Now, onto the final stage of text to speech: Speech Synthesis. This is where the magic really happens. There are two main methods for synthesizing speech: Concatenative Synthesis and Parametric Synthesis. Concatenative Synthesis involves piecing together pre-recorded human speech segments. Imagine a giant puzzle where each piece is a small chunk of recorded speech. The system selects and combines these segments to form complete sentences. While this method can produce very natural-sounding speech, it’s limited by the available recorded material. On the other hand, Parametric Synthesis generates speech using mathematical models. It doesn’t rely on pre-recorded segments but rather synthesizes speech sounds based on parameters like pitch, duration, and volume. This approach offers more flexibility and requires less storage space, though it can sound less natural compared to concatenative synthesis. My voice was generated using Parametric Synthesis, which is why you may hear me occasionally mispronounce words.
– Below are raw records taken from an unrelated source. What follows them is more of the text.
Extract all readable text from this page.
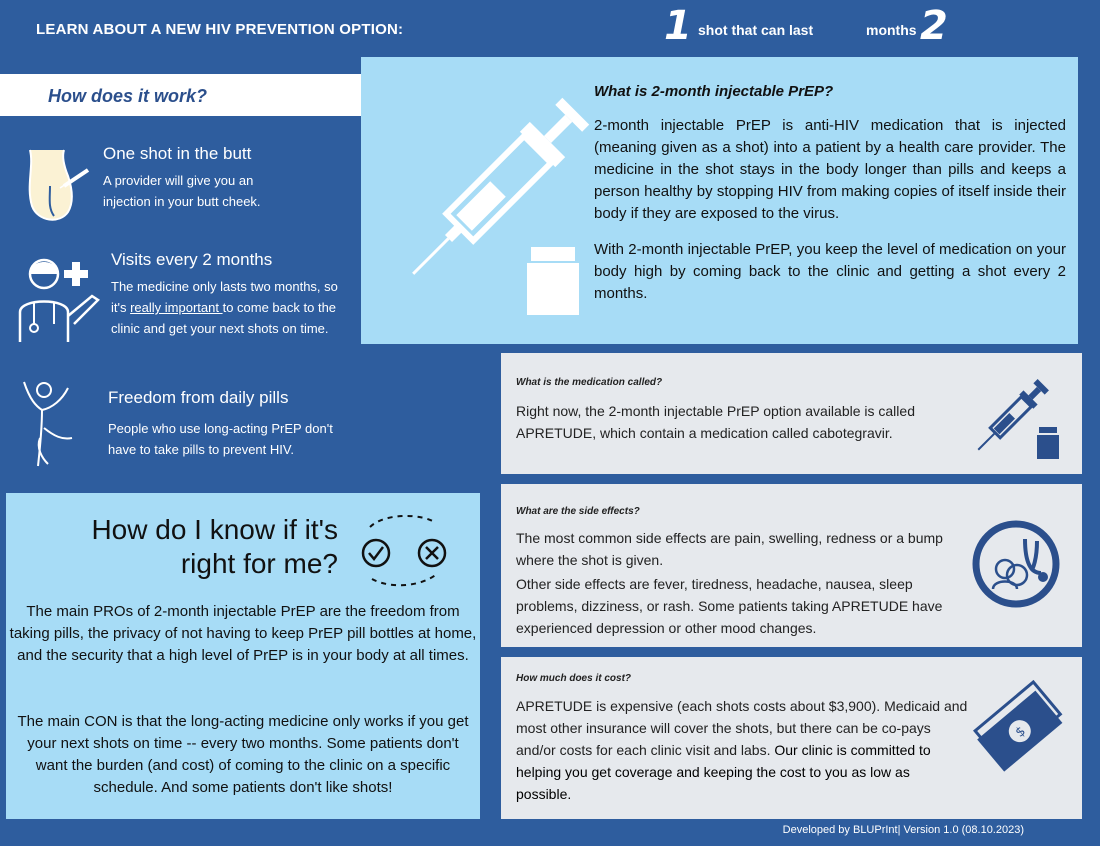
LEARN ABOUT A NEW HIV PREVENTION OPTION:	1 shot that can last	months 2
How does it work?
One shot in the butt
A provider will give you an injection in your butt cheek.
Visits every 2 months
The medicine only lasts two months, so it's really important to come back to the clinic and get your next shots on time.
Freedom from daily pills
People who use long-acting PrEP don't have to take pills to prevent HIV.
What is 2-month injectable PrEP?
2-month injectable PrEP is anti-HIV medication that is injected (meaning given as a shot) into a patient by a health care provider. The medicine in the shot stays in the body longer than pills and keeps a person healthy by stopping HIV from making copies of itself inside their body if they are exposed to the virus.
With 2-month injectable PrEP, you keep the level of medication on your body high by coming back to the clinic and getting a shot every 2 months.
How do I know if it's
right for me?
The main PROs of 2-month injectable PrEP are the freedom from taking pills, the privacy of not having to keep PrEP pill bottles at home, and the security that a high level of PrEP is in your body at all times.
The main CON is that the long-acting medicine only works if you get your next shots on time -- every two months. Some patients don't want the burden (and cost) of coming to the clinic on a specific schedule. And some patients don't like shots!
What is the medication called?
Right now, the 2-month injectable PrEP option available is called APRETUDE, which contain a medication called cabotegravir.
What are the side effects?
The most common side effects are pain, swelling, redness or a bump where the shot is given.
Other side effects are fever, tiredness, headache, nausea, sleep problems, dizziness, or rash. Some patients taking APRETUDE have experienced depression or other mood changes.
How much does it cost?
APRETUDE is expensive (each shots costs about $3,900). Medicaid and most other insurance will cover the shots, but there can be co-pays and/or costs for each clinic visit and labs. Our clinic is committed to helping you get coverage and keeping the cost to you as low as possible.
$
Developed by BLUPrInt| Version 1.0 (08.10.2023)
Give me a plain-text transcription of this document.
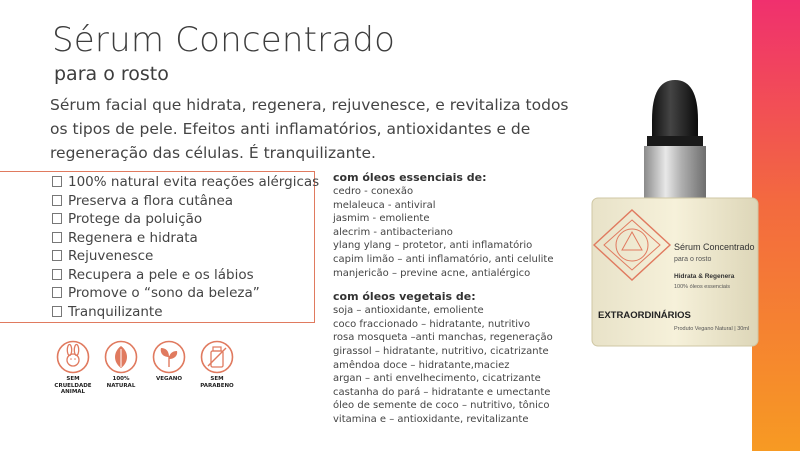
Sérum Concentrado
para o rosto
Sérum facial que hidrata, regenera, rejuvenesce, e revitaliza todos os tipos de pele. Efeitos anti inflamatórios, antioxidantes e de regeneração das células. É tranquilizante.
100% natural evita reações alérgicas
Preserva a flora cutânea
Protege da poluição
Regenera e hidrata
Rejuvenesce
Recupera a pele e os lábios
Promove o “sono da beleza”
Tranquilizante
SEM
CRUELDADE
ANIMAL
100%
NATURAL
VEGANO	SEM
PARABENO
com óleos essenciais de:
cedro - conexão
melaleuca - antiviral
jasmim - emoliente
alecrim - antibacteriano
ylang ylang – protetor, anti inflamatório
capim limão – anti inflamatório, anti celulite
manjericão – previne acne, antialérgico
com óleos vegetais de:
soja – antioxidante, emoliente
coco fraccionado – hidratante, nutritivo
rosa mosqueta –anti manchas, regeneração
girassol – hidratante, nutritivo, cicatrizante
amêndoa doce – hidratante,maciez
argan – anti envelhecimento, cicatrizante
castanha do pará – hidratante e umectante
óleo de semente de coco – nutritivo, tônico
vitamina e – antioxidante, revitalizante
Sérum Concentrado
para o rosto
Hidrata & Regenera
100% óleos essenciais
EXTRAORDINÁRIOS
Produto Vegano Natural | 30ml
Today’s cutting-edge text to speech systems use Deep Learning and Neural Networks to improve speech quality. These systems are trained on vast amounts of speech data, learning to produce voices that are incredibly lifelike and expressive. By analyzing the nuances of human speech, these advanced systems can generate voices that are not only clear but also convey emotions and subtleties. Face and lip syncing avatar’s lip movements are both natural and in sync with the spoken output. These innovations in facial movement are essential to creating a convincing talking head video that brings text to speech to life. They also allow me to support a variety of languages and accents, and is why you are hearing me use a british accent. I could give this same lecture in over 100 different languages by simply regenerating the speech output with the desired language chosen.
Once the speech audio has been created, a digital avatar is created, whose facial features will match the phonetic pronunciations made in the audio. Since videos are simply a collection of photos at a given frame rate such as 60 frames per second, individual images are generated to represent each moment in time that corresponds to the audio.
The appearance of digital avatars are becoming increasingly lifelike, and one of the technologies behind this realism is called Neural Radiance Fields. But what exactly is a nerf? Let’s break it down. Neural Radiance Fields are a type of machine learning model used to generate highly realistic 3D scenes from 2D images. Unlike traditional 3D modeling techniques, nerfs use neural networks to create and render scenes by predicting how light interacts with surfaces.
So, how does this apply to creating facial scenes for digital avatars? Imagine we want to create a lifelike 3D model of a person’s face. We start by capturing multiple high-resolution images of the person’s face from various angles. These images serve as the input data for our nerf model. It learns not just the shape of the face but also how light reflects off different features like the eyes, skin, and hair. Once the nerf model has learned these details, it can render new views of the face with expressions matching any text. This level of detail is crucial for creating avatars that not only look realistic but can also convey a range of expressions and emotions.
In addition to nerf, deep learning techniques can train a model for avatar animation using video data of people speaking. The model learns to map different phonemes, which are the distinct units of sound, to specific facial movements and expressions. This way, when the avatar speaks, its lips and expressions match the audio output.
These techniques are not perfect, which is why you can sometimes notice a difference in my facial expressions and the sounds you hear.
I hope that between text to speech and model outputs, you now have a better understanding of how digital avatars work!